Background
Pyuria is often used as an important marker in the diagnosis of urinary tract infection . The interpretation of pyuria may be especially important in patients with nonspecific symptoms. There is a paucity of data demonstrating the usefulness of pyuria alone in the diagnosis of bacteriuria or urinary tract infection .

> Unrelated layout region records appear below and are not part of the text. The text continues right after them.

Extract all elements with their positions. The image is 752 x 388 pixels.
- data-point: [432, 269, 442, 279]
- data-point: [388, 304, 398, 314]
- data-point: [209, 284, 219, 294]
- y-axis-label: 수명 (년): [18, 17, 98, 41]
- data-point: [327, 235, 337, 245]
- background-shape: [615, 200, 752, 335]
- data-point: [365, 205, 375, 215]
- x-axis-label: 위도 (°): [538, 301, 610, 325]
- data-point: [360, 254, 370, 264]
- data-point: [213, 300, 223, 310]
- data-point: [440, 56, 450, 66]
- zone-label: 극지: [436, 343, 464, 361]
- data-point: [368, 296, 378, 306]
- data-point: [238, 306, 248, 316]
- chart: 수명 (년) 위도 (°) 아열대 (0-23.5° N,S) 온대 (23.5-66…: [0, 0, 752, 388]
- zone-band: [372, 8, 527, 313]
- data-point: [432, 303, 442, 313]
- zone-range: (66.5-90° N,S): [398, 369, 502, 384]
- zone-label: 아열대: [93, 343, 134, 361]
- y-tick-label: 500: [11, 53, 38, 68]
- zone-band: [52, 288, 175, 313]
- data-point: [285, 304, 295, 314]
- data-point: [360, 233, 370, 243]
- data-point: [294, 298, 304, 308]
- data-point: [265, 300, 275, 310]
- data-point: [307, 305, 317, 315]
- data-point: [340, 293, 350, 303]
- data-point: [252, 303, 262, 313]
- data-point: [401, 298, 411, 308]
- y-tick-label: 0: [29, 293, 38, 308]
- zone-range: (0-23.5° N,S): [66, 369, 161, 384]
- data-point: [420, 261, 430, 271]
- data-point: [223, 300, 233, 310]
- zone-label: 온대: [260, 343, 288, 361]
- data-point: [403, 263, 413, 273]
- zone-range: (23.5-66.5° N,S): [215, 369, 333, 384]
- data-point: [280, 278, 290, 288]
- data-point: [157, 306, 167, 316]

This study aims to better define the relationship between pyuria and positive bacterial growth in urine culture, as well as the diagnostic usefulness of different cut-off points for white blood cells in urine.
Method
A total of 46,127 patients over the age of 18 years were selected from the inpatient population of the Capital Division of the HCA Healthcare System. Urine microscopy results were stratified by white blood cell count and correlated with urine culture bacterial growth positivity. The optimal limit of urinary white blood cells was obtained based on the receiver operating characteristic curve plot.
Results
The finding in urine microscopy of white blood cells of 0 to 5 cells/hpf, 5-10 cells/hpf, 10-25 cells/hpf and more than 25 cells/hpf was associated with 25.4%, 28.2%, 33% and 53.8% bacteriuria rates, respectively.
(Reference hpf : high power field (microscope))
The receiver operating characteristic curve plot demonstrated that pyuria alone did not provide adequate diagnostic accuracy for predicting bacteriuria .
The optimal cutoff point for the best combination of sensitivity and specificity was found to be 25 cells/hpf.